On 10-May-2007, at 11:38, George V. Neville-Neil wrote:

At Thu, 10 May 2007 09:50:01 -0400,
Brian Haberman wrote:
The sentence could be modified in :

"Compliant IPv6 hosts and routers MUST NOT process RH0 in packets
  addressed to them. Those packets MUST be dropped without further
  processing. In particular, the value of the Segments Left field
  MUST not be considered."


This is much clearer and easier to implement.

Though I am not a router vendor I am the person who has to handle this
on FreeBSD.  I like the above sentence as well.

The above sentences far more closely resemble what I meant to write, compared to the text that actually appeared in the draft :-)

I note that KAME's response to this is similar, but it's not clear to me that it's precisely identical: a patched KAME implementation treats the type 0 routing header as an unknown routing header (according to <http://www.kame.net/newsletter/20070502/>). This suggests to me that a patched KAME implementation will process a datagram containing RH0, but that RH0 header(s) in the datagram will not be acted upon. I would welcome corrections to my feeble assumptions in this area (I have done no tests, nor read any source code to confirm).
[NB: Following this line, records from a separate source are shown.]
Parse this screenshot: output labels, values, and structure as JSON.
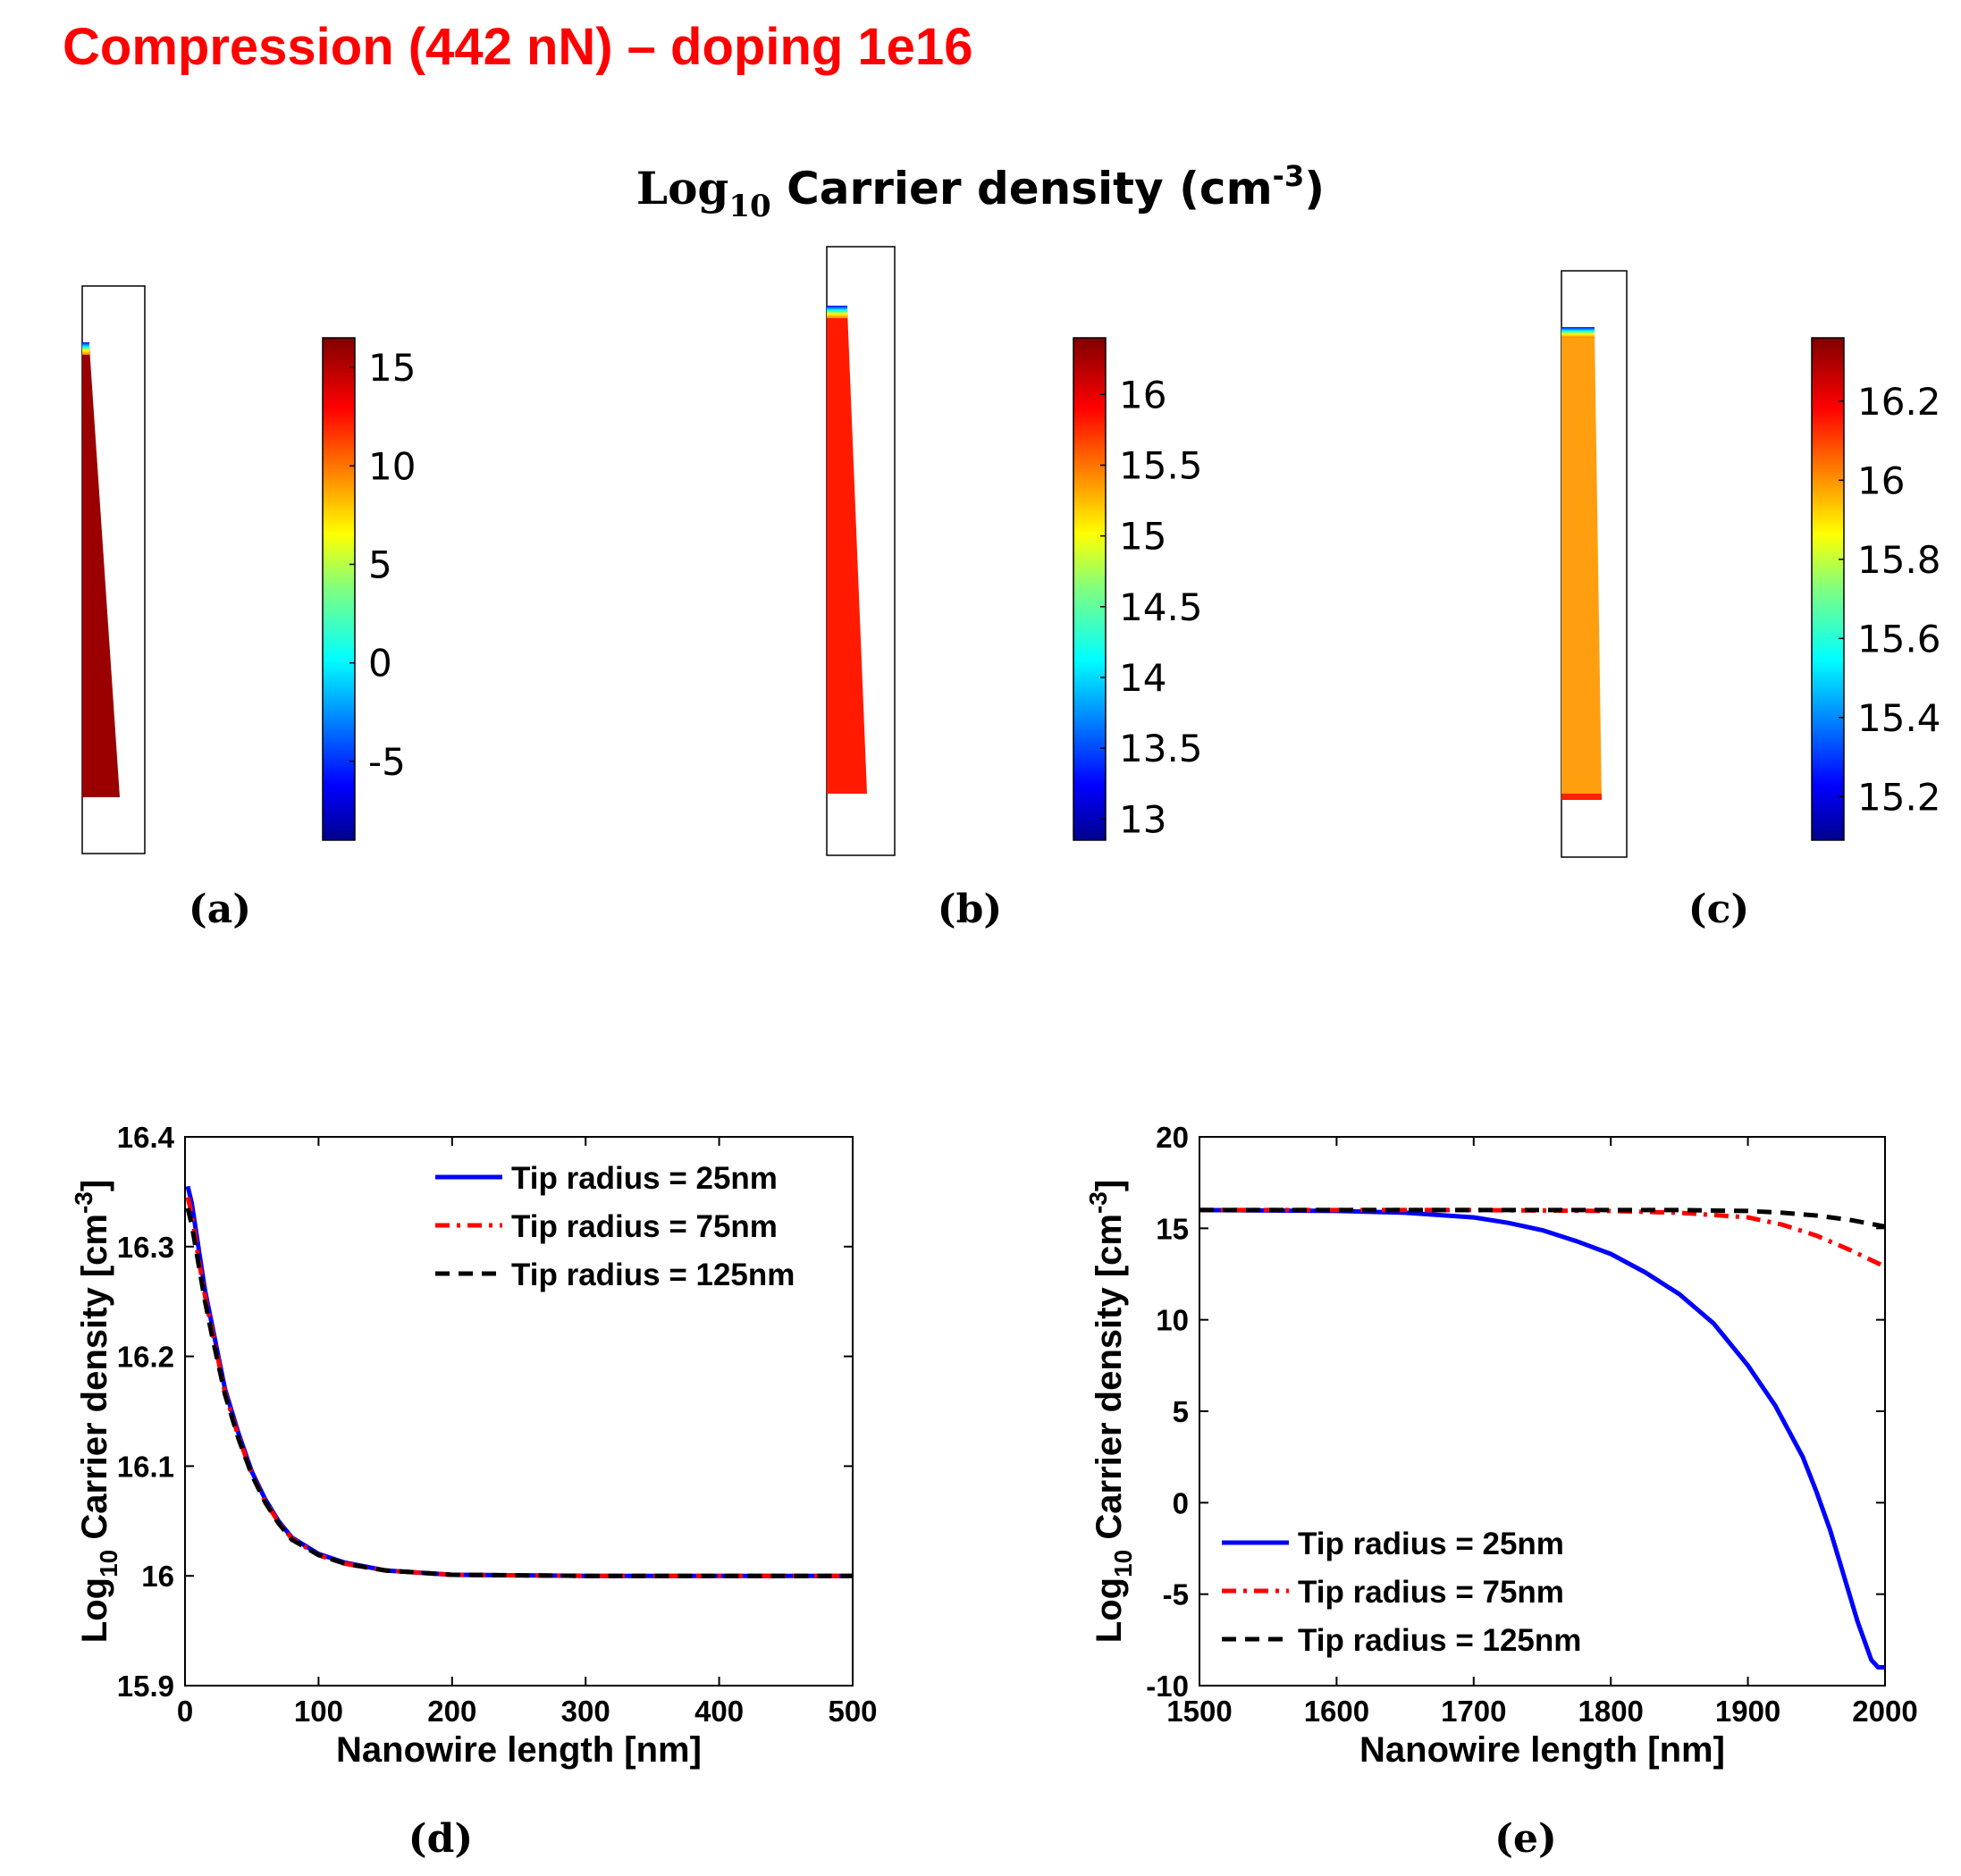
{
  "header": {
    "title": "Compression (442 nN) – doping 1e16",
    "title_color": "#ff0000"
  },
  "maps": {
    "title_log": "Log",
    "title_sub": "10",
    "title_main": " Carrier density (cm",
    "title_sup": "-3",
    "title_end": ")",
    "panels": [
      {
        "label": "(a)",
        "fill": "#9a0000",
        "ticks": [
          15,
          10,
          5,
          0,
          -5
        ],
        "range": [
          -9,
          16.5
        ]
      },
      {
        "label": "(b)",
        "fill": "#ff1a00",
        "ticks": [
          16,
          15.5,
          15,
          14.5,
          14,
          13.5,
          13
        ],
        "range": [
          12.85,
          16.4
        ]
      },
      {
        "label": "(c)",
        "fill": "#ff9f10",
        "ticks": [
          16.2,
          16,
          15.8,
          15.6,
          15.4,
          15.2
        ],
        "range": [
          15.09,
          16.36
        ]
      }
    ]
  },
  "chart_data": [
    {
      "type": "line",
      "panel_label": "(d)",
      "xlabel": "Nanowire length [nm]",
      "ylabel_main": "Log",
      "ylabel_sub": "10",
      "ylabel_rest": " Carrier density [cm",
      "ylabel_sup": "-3",
      "ylabel_end": "]",
      "xlim": [
        0,
        500
      ],
      "ylim": [
        15.9,
        16.4
      ],
      "xticks": [
        0,
        100,
        200,
        300,
        400,
        500
      ],
      "yticks": [
        15.9,
        16,
        16.1,
        16.2,
        16.3,
        16.4
      ],
      "legend_position": "top-right",
      "series": [
        {
          "name": "Tip radius = 25nm",
          "color": "#0000ff",
          "style": "solid",
          "x": [
            2,
            5,
            10,
            15,
            20,
            30,
            40,
            50,
            60,
            70,
            80,
            100,
            120,
            150,
            200,
            300,
            400,
            500
          ],
          "y": [
            16.355,
            16.34,
            16.3,
            16.26,
            16.23,
            16.17,
            16.13,
            16.095,
            16.07,
            16.05,
            16.035,
            16.02,
            16.012,
            16.005,
            16.001,
            16.0,
            16.0,
            16.0
          ]
        },
        {
          "name": "Tip radius = 75nm",
          "color": "#ff0000",
          "style": "dashdot",
          "x": [
            2,
            5,
            10,
            15,
            20,
            30,
            40,
            50,
            60,
            70,
            80,
            100,
            120,
            150,
            200,
            300,
            400,
            500
          ],
          "y": [
            16.345,
            16.33,
            16.29,
            16.255,
            16.225,
            16.167,
            16.127,
            16.093,
            16.068,
            16.049,
            16.034,
            16.019,
            16.011,
            16.005,
            16.001,
            16.0,
            16.0,
            16.0
          ]
        },
        {
          "name": "Tip radius = 125nm",
          "color": "#000000",
          "style": "dashed",
          "x": [
            2,
            5,
            10,
            15,
            20,
            30,
            40,
            50,
            60,
            70,
            80,
            100,
            120,
            150,
            200,
            300,
            400,
            500
          ],
          "y": [
            16.335,
            16.32,
            16.285,
            16.25,
            16.22,
            16.165,
            16.125,
            16.092,
            16.067,
            16.048,
            16.033,
            16.019,
            16.011,
            16.005,
            16.001,
            16.0,
            16.0,
            16.0
          ]
        }
      ]
    },
    {
      "type": "line",
      "panel_label": "(e)",
      "xlabel": "Nanowire length [nm]",
      "ylabel_main": "Log",
      "ylabel_sub": "10",
      "ylabel_rest": " Carrier density [cm",
      "ylabel_sup": "-3",
      "ylabel_end": "]",
      "xlim": [
        1500,
        2000
      ],
      "ylim": [
        -10,
        20
      ],
      "xticks": [
        1500,
        1600,
        1700,
        1800,
        1900,
        2000
      ],
      "yticks": [
        -10,
        -5,
        0,
        5,
        10,
        15,
        20
      ],
      "legend_position": "bottom-left",
      "series": [
        {
          "name": "Tip radius = 25nm",
          "color": "#0000ff",
          "style": "solid",
          "x": [
            1500,
            1600,
            1650,
            1700,
            1725,
            1750,
            1775,
            1800,
            1825,
            1850,
            1875,
            1900,
            1920,
            1940,
            1950,
            1960,
            1970,
            1980,
            1990,
            1995,
            2000
          ],
          "y": [
            16.0,
            15.95,
            15.85,
            15.6,
            15.3,
            14.9,
            14.3,
            13.6,
            12.6,
            11.4,
            9.8,
            7.5,
            5.3,
            2.5,
            0.6,
            -1.5,
            -4.0,
            -6.5,
            -8.6,
            -9.0,
            -9.0
          ]
        },
        {
          "name": "Tip radius = 75nm",
          "color": "#ff0000",
          "style": "dashdot",
          "x": [
            1500,
            1600,
            1700,
            1800,
            1850,
            1900,
            1925,
            1950,
            1975,
            2000
          ],
          "y": [
            16.0,
            16.0,
            16.0,
            15.95,
            15.85,
            15.6,
            15.2,
            14.6,
            13.8,
            12.9
          ]
        },
        {
          "name": "Tip radius = 125nm",
          "color": "#000000",
          "style": "dashed",
          "x": [
            1500,
            1600,
            1700,
            1800,
            1850,
            1900,
            1925,
            1950,
            1975,
            2000
          ],
          "y": [
            16.0,
            16.0,
            16.0,
            16.0,
            16.0,
            15.95,
            15.85,
            15.7,
            15.45,
            15.1
          ]
        }
      ]
    }
  ]
}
A packet containing RH0 presumably is intended not to be processed on the system identified by the destination address field; if it was, no RH0 would be present. This suggests to me that "MUST drop" is the right thing, rather than "process as if RH0 was not there"; in addition, if we assume that today any packet with RH0 is likely to be malicious, any processing of a packet containing RH0 which has the potential to result in backscatter seems like it should properly be avoided.